The Credit Agreement expires on March 29, 2012.
The Credit Agreement contains covenants which are customary for similar credit arrangements, including covenants relating to financial reporting and notification; payment of indebtedness, taxes and other obligations; and compliance with applicable laws and limitations regarding additional liens, indebtedness, certain acquisitions, investments and dispositions of assets. The Credit Agreement also contains a conditional financial covenant that requires us to have a Consolidated Fixed Charge Coverage Ratio (as defined in the Credit Agreement) of not less than 1.20 to 1.00 during certain periods described in the Credit Agreement. Imation Corp. was in compliance with all covenants it was required to be in compliance with as of June 3, 2009.

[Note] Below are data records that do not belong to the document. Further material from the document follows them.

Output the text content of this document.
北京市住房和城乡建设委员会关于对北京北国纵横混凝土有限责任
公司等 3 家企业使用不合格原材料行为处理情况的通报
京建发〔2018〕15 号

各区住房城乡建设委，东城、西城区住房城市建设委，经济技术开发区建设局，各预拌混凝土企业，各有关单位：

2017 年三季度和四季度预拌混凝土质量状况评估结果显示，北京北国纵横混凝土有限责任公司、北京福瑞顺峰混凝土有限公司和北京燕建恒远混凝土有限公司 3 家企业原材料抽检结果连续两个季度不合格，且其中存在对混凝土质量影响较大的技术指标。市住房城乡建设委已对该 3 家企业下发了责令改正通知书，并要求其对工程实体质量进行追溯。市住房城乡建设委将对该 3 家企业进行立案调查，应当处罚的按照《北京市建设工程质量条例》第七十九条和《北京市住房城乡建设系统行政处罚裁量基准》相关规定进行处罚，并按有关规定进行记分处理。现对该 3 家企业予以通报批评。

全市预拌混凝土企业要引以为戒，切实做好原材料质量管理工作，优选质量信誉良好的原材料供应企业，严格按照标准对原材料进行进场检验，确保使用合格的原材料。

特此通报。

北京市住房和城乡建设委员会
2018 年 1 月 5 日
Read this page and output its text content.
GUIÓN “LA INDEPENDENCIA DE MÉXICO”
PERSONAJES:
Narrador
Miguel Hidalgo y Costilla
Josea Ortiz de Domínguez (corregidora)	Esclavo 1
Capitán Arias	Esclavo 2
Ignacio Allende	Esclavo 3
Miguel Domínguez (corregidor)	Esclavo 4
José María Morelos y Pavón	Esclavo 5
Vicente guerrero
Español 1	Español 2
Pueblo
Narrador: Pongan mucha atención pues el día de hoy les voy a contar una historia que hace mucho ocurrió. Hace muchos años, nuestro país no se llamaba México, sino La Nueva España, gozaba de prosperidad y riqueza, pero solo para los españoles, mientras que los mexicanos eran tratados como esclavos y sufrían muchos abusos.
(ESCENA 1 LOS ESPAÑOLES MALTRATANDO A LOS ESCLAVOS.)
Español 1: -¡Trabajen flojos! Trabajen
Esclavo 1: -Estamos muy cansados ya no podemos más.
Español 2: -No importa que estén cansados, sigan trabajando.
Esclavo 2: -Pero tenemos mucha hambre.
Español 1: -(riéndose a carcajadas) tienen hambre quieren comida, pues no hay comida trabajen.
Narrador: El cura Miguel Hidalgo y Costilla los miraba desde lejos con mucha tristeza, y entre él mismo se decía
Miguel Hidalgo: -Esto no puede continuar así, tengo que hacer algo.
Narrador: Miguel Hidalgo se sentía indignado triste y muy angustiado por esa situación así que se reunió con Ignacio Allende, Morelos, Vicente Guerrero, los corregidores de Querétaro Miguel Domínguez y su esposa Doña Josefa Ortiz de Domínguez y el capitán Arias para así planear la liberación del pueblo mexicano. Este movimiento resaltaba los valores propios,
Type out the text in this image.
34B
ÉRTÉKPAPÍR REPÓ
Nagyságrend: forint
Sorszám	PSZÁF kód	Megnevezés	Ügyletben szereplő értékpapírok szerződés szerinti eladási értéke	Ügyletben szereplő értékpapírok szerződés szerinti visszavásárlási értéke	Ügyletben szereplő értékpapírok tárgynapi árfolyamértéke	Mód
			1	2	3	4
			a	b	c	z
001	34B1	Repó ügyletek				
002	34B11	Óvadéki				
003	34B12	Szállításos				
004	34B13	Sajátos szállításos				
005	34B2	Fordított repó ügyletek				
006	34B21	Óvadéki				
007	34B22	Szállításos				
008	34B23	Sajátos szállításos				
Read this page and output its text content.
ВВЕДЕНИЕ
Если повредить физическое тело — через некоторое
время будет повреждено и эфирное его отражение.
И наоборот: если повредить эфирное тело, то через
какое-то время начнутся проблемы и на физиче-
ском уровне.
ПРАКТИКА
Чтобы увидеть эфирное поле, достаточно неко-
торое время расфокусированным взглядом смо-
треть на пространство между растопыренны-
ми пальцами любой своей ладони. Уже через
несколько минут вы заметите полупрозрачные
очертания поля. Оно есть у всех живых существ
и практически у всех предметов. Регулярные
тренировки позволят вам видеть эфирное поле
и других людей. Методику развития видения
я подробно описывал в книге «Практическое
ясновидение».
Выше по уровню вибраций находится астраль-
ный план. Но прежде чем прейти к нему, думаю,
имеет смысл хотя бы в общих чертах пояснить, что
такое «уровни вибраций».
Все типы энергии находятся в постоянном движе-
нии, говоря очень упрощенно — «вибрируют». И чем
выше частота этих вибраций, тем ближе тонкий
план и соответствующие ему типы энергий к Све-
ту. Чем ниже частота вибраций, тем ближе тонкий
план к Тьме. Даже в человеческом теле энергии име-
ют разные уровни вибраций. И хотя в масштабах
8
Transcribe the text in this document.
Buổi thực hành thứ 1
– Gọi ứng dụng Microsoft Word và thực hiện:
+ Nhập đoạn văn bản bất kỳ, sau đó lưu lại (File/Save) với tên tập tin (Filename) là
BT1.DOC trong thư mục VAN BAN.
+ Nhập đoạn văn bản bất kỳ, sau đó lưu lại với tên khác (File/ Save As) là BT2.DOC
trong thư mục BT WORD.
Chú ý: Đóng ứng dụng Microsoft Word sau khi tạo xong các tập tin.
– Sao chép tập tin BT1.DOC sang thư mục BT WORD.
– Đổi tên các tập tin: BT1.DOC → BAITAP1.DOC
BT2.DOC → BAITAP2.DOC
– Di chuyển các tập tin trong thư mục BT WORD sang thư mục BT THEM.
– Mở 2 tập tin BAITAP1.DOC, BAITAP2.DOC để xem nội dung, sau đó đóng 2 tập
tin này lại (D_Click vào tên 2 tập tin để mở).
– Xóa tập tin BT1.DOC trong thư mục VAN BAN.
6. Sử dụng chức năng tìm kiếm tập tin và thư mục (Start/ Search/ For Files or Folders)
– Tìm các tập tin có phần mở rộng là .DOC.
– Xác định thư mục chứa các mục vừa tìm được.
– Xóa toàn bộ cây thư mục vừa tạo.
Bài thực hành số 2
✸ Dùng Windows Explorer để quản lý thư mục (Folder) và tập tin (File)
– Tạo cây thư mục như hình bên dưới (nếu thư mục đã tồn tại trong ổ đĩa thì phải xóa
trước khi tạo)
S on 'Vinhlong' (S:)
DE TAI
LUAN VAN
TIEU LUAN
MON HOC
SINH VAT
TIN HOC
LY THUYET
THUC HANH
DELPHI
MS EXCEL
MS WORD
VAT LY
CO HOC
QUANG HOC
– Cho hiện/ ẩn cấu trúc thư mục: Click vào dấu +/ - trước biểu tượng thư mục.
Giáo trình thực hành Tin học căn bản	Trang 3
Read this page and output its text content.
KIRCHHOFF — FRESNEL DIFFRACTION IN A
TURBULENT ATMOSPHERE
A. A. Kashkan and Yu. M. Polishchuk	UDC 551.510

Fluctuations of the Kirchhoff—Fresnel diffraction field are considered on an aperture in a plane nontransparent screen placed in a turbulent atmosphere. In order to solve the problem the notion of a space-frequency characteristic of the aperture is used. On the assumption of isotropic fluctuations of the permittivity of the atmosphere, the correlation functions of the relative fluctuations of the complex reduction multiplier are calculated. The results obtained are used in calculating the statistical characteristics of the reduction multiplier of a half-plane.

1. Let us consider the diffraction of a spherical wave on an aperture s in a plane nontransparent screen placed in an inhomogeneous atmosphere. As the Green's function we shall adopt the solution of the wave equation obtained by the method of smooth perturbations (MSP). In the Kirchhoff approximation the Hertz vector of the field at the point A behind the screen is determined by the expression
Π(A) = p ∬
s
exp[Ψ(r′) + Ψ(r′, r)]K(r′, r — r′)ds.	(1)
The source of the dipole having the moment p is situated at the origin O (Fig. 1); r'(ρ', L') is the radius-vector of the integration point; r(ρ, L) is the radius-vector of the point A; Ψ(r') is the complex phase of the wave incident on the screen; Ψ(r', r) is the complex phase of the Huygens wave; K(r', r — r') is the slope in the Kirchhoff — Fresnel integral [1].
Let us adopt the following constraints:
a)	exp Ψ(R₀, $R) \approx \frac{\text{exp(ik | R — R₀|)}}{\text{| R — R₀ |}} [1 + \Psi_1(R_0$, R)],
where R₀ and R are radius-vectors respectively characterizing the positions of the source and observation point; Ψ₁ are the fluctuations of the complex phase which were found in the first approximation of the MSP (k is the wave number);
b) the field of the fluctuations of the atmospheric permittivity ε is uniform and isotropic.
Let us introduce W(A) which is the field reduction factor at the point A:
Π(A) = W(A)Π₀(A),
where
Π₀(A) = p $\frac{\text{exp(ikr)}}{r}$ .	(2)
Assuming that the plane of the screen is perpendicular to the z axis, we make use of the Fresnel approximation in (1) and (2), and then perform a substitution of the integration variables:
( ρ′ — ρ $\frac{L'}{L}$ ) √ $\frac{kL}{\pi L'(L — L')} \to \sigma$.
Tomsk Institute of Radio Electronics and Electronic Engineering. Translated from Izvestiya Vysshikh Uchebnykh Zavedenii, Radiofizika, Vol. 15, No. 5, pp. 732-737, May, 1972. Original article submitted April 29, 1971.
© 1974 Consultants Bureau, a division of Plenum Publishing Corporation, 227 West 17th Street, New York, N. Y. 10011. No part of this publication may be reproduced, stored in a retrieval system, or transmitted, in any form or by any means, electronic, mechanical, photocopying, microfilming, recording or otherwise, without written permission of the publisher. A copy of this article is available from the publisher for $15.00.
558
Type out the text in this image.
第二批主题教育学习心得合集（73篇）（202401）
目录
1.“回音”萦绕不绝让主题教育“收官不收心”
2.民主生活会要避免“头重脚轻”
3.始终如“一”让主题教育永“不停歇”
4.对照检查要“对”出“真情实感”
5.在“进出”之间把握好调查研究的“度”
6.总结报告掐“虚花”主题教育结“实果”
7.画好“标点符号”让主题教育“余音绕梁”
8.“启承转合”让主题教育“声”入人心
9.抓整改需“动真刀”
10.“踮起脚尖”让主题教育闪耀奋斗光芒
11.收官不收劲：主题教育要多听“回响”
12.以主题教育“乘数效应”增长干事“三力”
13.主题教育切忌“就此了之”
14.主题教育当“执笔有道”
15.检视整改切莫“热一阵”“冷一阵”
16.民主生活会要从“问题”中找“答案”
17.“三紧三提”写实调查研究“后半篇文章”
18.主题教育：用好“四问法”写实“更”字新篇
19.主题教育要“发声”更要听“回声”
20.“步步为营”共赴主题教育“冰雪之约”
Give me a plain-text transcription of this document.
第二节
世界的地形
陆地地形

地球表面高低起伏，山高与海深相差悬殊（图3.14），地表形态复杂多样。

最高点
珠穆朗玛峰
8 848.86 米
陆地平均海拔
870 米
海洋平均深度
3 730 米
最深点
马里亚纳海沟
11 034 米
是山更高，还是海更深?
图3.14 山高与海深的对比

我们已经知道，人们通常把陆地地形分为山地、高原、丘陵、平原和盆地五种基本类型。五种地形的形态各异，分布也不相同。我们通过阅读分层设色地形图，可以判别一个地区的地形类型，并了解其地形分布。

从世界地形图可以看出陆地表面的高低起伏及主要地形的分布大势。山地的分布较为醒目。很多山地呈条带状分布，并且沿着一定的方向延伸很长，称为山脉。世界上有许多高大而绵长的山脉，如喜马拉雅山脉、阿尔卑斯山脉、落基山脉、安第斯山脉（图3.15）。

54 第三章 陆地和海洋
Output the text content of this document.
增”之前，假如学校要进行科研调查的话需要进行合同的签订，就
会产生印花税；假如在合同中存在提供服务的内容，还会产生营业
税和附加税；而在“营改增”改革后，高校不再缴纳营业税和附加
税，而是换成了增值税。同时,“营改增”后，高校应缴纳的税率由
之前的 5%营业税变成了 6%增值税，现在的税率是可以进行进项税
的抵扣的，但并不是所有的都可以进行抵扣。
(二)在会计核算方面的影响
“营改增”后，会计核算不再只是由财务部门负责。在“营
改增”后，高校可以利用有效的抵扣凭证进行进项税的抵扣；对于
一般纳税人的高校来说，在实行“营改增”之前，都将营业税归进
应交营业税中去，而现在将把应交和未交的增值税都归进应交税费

Our obligations under the Credit Agreement continue to be guaranteed by the material domestic subsidiaries of Imation Corp. (the "Guarantors") and, by virtue of the Third Amendment, are now secured by a first priority lien (subject to customary exceptions) on the real property comprising Imation Corp.'s corporate headquarters and all of the personal property of the Borrowers and the Guarantors.
Bank of America, N.A. and other Lenders provide banking and financial services to Imation Corp. from time to time.
The foregoing description of the Credit Agreement is not complete and is qualified in its entirety by reference to the Credit Agreement, a copy of which is filed as Exhibit 10.1 to this Current Report on Form 8-K and is incorporated herein by reference.




Item 9.01 Financial Statements and Exhibits.
(d) Exhibits.
* 10.1 Third Amendment to Credit Agreement among Imation Corp. and Imation Enterprises Corp. as borrowers, Bank of America, N.A. as administrative agent and l/c issuer, and a Consortium of Lenders, dated as of June 3, 2009.

* Pursuant to Rule 24b-2 of the Securities Exchange Act of 1934, as amended, confidential portions of this exhibit have been deleted and filed separately with the Securities and Exchange Commission pursuant to a request for confidential treatment.